Take this one doing the rounds in India: A Muslim was seated next to an Australian on a flight from London to Melbourne and when drink orders were taken, the Aussie asked for a rum and Coke, which was placed before him.

The attendant then asked the Muslim if he would like a drink. He replied in disgust, ”I’d rather be savagely raped by a dozen prostitutes than let liquor touch my lips.”

The Aussie handed back his drink and said: ”Me too. I didn’t know we had a choice.”

I did chuckle momentarily before considering what such jokes say about us. There are many, and a common theme is that Australians (often Melburnians) are stupid and morally vacuous. And we drink too much.

There is nothing particularly new or unusual about the use of cultural stereotypes in humour. But it does say something interesting about the way Australia is perceived in the region.

Readers’ comments on the websites of English-language newspapers such as The Times of India also make for depressing reading. A common set of assertions is that Australians are crass, poorly educated and genetically predisposed to be stupid, racist and dishonest because of our convict heritage.

According to one reader, only ex-convicts from Indian jails should be sent here to study.

North of the Himalaya, comments posted on the website of the state-controlled China Daily are equally vitriolic. Headlining the website late last week was a report that Trade Minister Simon Crean had confirmed free trade talks between China and Australia would go ahead in Beijing in September, despite rocky relations between the two countries.

This was a fairly typical comment posted in response: ”the blood running in these crooks cannot be change with time … Australia funding terrorists is absolutely unacceptable. It takes a crook to support a crook.”

Australia has a serious PR problem.

In the case of India, the anti-Australian sentiment is partly a manifestation of recent events. Cricket shenanigans aside, there was anger about the AFP’s treatment of Indian-born doctor Mohamed Haneef, who was falsely arrested on terrorism-related charges.

India, the world’s largest democracy, was also hurt by Australia’s refusal to sell it uranium because it has not signed the impotent Nuclear Non-proliferation Treaty, despite Australia exporting tonnes of the stuff to China, a communist dictatorship.

The relationship soured more recently over violence against Indian students, fuelled by feral reporting in the Indian media.

In the case of China, a string of recent incidents has also seen the relationship sour. Included were comments by Prime Minister Kevin Rudd to Peking University students about human rights abuses in April last year; reports of Joel Fitzgibbon’s relationship with Chinese-born businesswoman Helen Liu; a decision by Rio Tinto to pull out of a proposed merger with the state-owned Chinalco; the detention of Rio executive Stern Hu; and a decision by Australia to grant a visa to Uighur activist Rebiya Kadeer, seen as a terrorist by China.

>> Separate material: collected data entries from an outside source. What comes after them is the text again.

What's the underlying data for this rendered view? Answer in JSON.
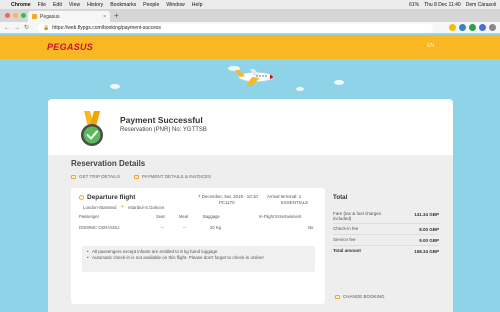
{
  "menubar": {
    "app": "Chrome",
    "items": [
      "File",
      "Edit",
      "View",
      "History",
      "Bookmarks",
      "People",
      "Window",
      "Help"
    ],
    "clock": "Thu 8 Dec 11:40",
    "user": "Dem Cárasoli",
    "battery": "61%"
  },
  "browser": {
    "tab_title": "Pegasus",
    "url": "https://web.flypgs.com/booking/payment-success"
  },
  "header": {
    "logo": "PEGASUS",
    "lang": "EN"
  },
  "success": {
    "title": "Payment Successful",
    "pnr_label": "Reservation (PNR) No: YGTTSB"
  },
  "reservation": {
    "title": "Reservation Details",
    "links": [
      "GET TRIP DETAILS",
      "PAYMENT DETAILS & INVOICES"
    ]
  },
  "flight": {
    "label": "Departure flight",
    "from": "London-Stansted",
    "to": "Istanbul-S.Gokcen",
    "datetime": "7 December, Sat, 2019 - 10:10",
    "terminal": "Arrival terminal: 1",
    "flight_no": "PC1170",
    "package": "ESSENTIALS",
    "headers": {
      "passenger": "Passenger",
      "seat": "Seat",
      "meal": "Meal",
      "baggage": "Baggage",
      "ife": "In-Flight Entertainment"
    },
    "passenger": {
      "name": "DOMINIC CERASOLI",
      "seat": "--",
      "meal": "--",
      "baggage": "20 Kg",
      "ife": "No"
    },
    "notes": [
      "All passengers except infants are entitled to 8 kg hand luggage",
      "Automatic check-in is not available on this flight. Please don't forget to check-in online!"
    ]
  },
  "total": {
    "title": "Total",
    "rows": [
      {
        "label": "Fare (tax & fuel charges included)",
        "value": "141.34 GBP"
      },
      {
        "label": "Check-in fee",
        "value": "8.00 GBP"
      },
      {
        "label": "Service fee",
        "value": "9.00 GBP"
      },
      {
        "label": "Total amount",
        "value": "158.34 GBP"
      }
    ],
    "change_booking": "CHANGE BOOKING"
  },
  "colors": {
    "brand_yellow": "#f9b823",
    "brand_red": "#c8102e",
    "sky": "#8fd3e8",
    "success_green": "#5cb85c"
  },
  "icons": [
    "apple-icon",
    "lock-icon",
    "back-icon",
    "forward-icon",
    "reload-icon",
    "plane-icon",
    "medal-check-icon",
    "document-icon",
    "invoice-icon",
    "flight-dot-icon",
    "edit-icon"
  ]
}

The ruckus reached a crescendo last week when Chinese state media largely failed to report on a $50 billion gas deal, calling for sanctions against Australian tourism, education and iron ore and accusing Australia of “siding with a terrorist”.

The Opposition has been keen to make political mileage out of the flare-ups.

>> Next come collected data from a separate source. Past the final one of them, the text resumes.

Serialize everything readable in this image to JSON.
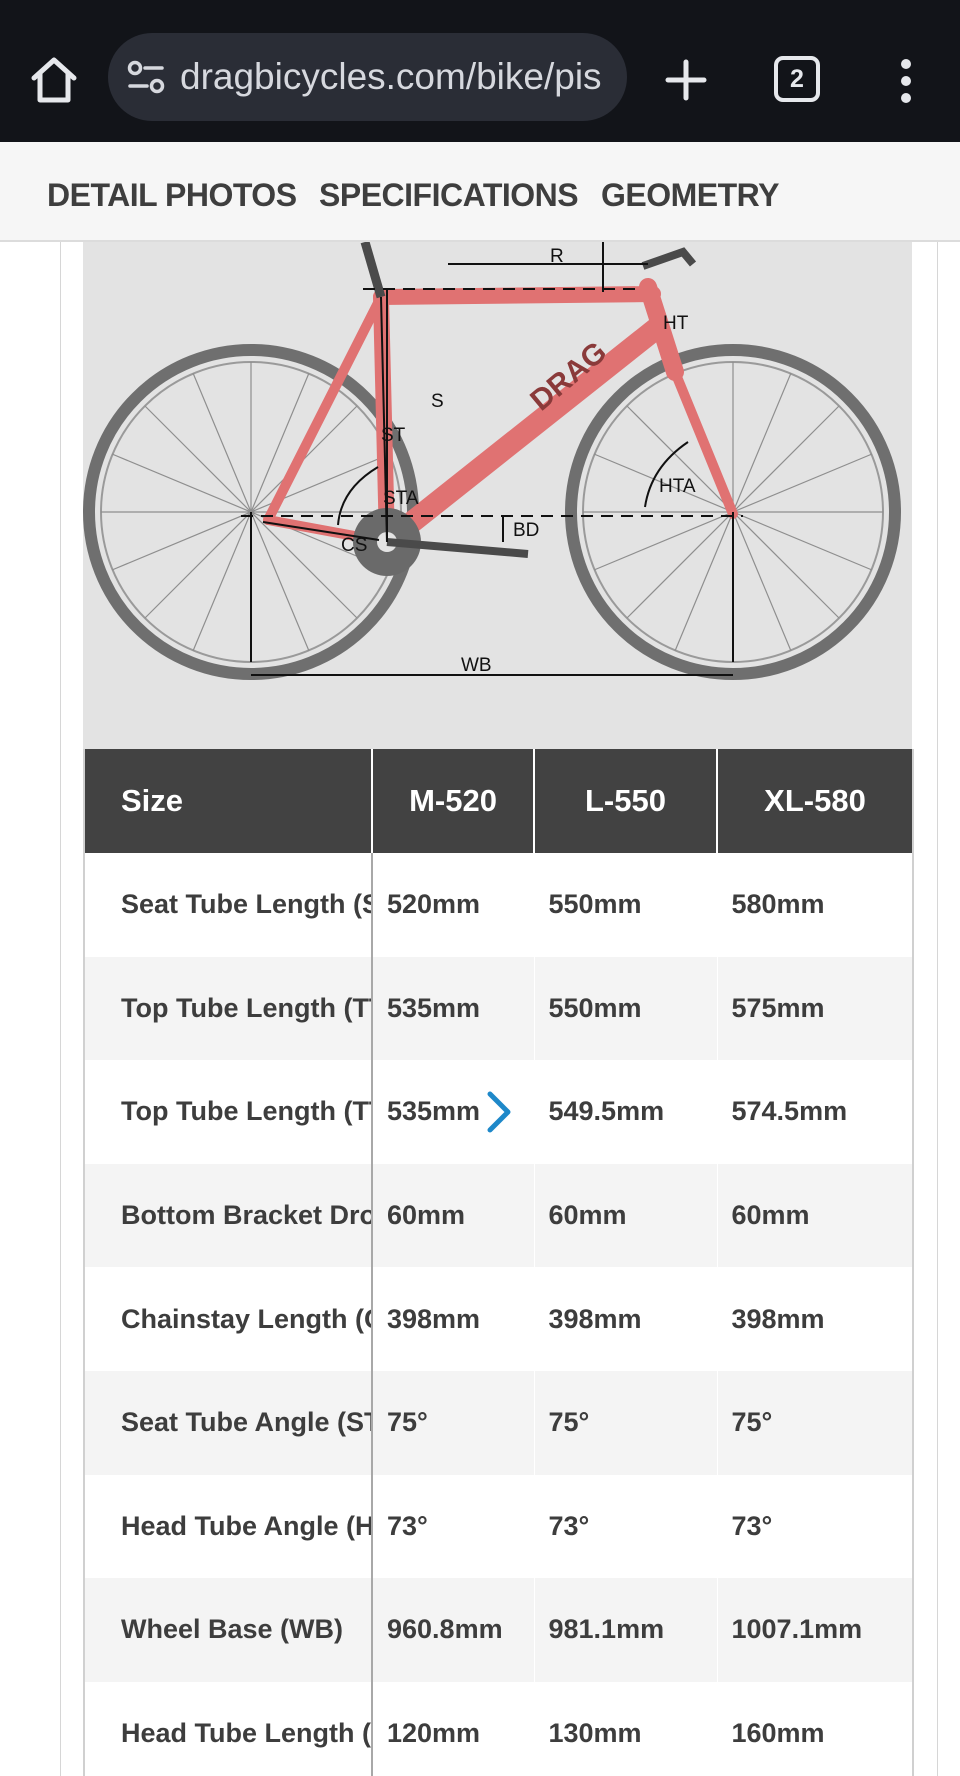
{
  "browser": {
    "url": "dragbicycles.com/bike/pis",
    "tab_count": "2",
    "icons": [
      "home-icon",
      "site-settings-icon",
      "plus-icon",
      "tab-switcher-icon",
      "more-vert-icon"
    ]
  },
  "section_tabs": [
    {
      "label": "DETAIL PHOTOS"
    },
    {
      "label": "SPECIFICATIONS"
    },
    {
      "label": "GEOMETRY"
    }
  ],
  "diagram": {
    "labels": {
      "r": "R",
      "ht": "HT",
      "s": "S",
      "st": "ST",
      "sta": "STA",
      "hta": "HTA",
      "bd": "BD",
      "cs": "CS",
      "wb": "WB",
      "frame_brand": "DRAG"
    },
    "colors": {
      "frame": "#e07272",
      "background": "#e3e3e3"
    }
  },
  "table": {
    "headers": [
      "Size",
      "M-520",
      "L-550",
      "XL-580"
    ],
    "rows": [
      {
        "label": "Seat Tube Length (ST)",
        "m": "520mm",
        "l": "550mm",
        "xl": "580mm"
      },
      {
        "label": "Top Tube Length (TT),",
        "m": "535mm",
        "l": "550mm",
        "xl": "575mm"
      },
      {
        "label": "Top Tube Length (TT),",
        "m": "535mm",
        "l": "549.5mm",
        "xl": "574.5mm"
      },
      {
        "label": "Bottom Bracket Drop (",
        "m": "60mm",
        "l": "60mm",
        "xl": "60mm"
      },
      {
        "label": "Chainstay Length (CS)",
        "m": "398mm",
        "l": "398mm",
        "xl": "398mm"
      },
      {
        "label": "Seat Tube Angle (STA)",
        "m": "75°",
        "l": "75°",
        "xl": "75°"
      },
      {
        "label": "Head Tube Angle (HTA",
        "m": "73°",
        "l": "73°",
        "xl": "73°"
      },
      {
        "label": "Wheel Base (WB)",
        "m": "960.8mm",
        "l": "981.1mm",
        "xl": "1007.1mm"
      },
      {
        "label": "Head Tube Length (HT",
        "m": "120mm",
        "l": "130mm",
        "xl": "160mm"
      }
    ]
  },
  "accent_color": "#1e88c9"
}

After accusing the Mandarin-speaking Rudd of being too close to China, Opposition foreign minister Julie Bishop last week appeared to change tack, accusing him of ”incompetent” handling of a relationship. Included in her claims was that Rudd should not have lectured China about human rights and had ”needlessly offended the Chinese” by releasing a Defence paper singling out China as Australia’s greatest military threat.

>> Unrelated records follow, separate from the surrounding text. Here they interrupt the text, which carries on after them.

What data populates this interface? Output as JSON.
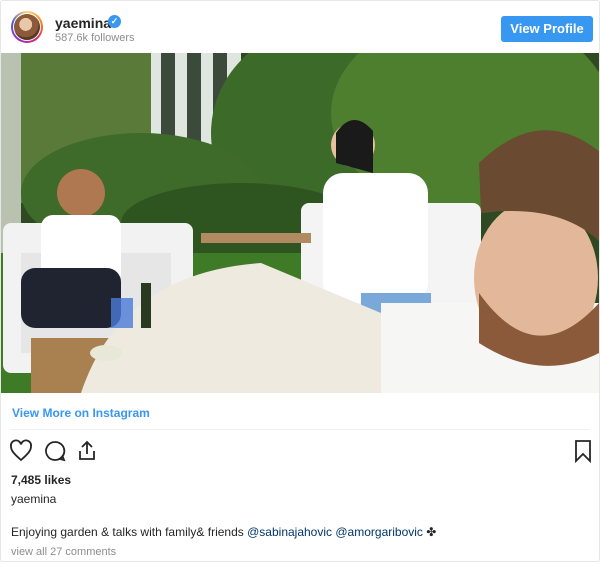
{
  "header": {
    "username": "yaemina",
    "followers": "587.6k followers",
    "view_profile_label": "View Profile"
  },
  "view_more_label": "View More on Instagram",
  "likes": "7,485 likes",
  "owner": "yaemina",
  "caption": {
    "text": "Enjoying garden & talks with family& friends",
    "mention_1": "@sabinajahovic",
    "mention_2": "@amorgaribovic",
    "emoji": "✤"
  },
  "comments_link": "view all 27 comments",
  "colors": {
    "accent": "#3897f0",
    "text": "#262626",
    "muted": "#8e8e8e",
    "border": "#efefef"
  },
  "icons": [
    "verified-badge-icon",
    "heart-icon",
    "comment-icon",
    "share-icon",
    "bookmark-icon"
  ]
}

She accused Rudd of ”bungling” the handling of the visa to Kadeer and failing to ”work constructively with China” on the issue.

Was Bishop suggesting Australia should not have given Kadeer a visa? Or that the White Paper should not have identified China as a threat? Or that the Government should not have voiced concerns about human rights? Could Bishop be Australia’s true Manchurian candidate?

In the case of both India and China, there is much at stake. Last year, Australia exported $37.2 billion worth of goods and services to China and $16.5 billion worth to India.

For the Rudd Government, balancing domestic political imperatives and Australian values against commercial interests will be a tough act.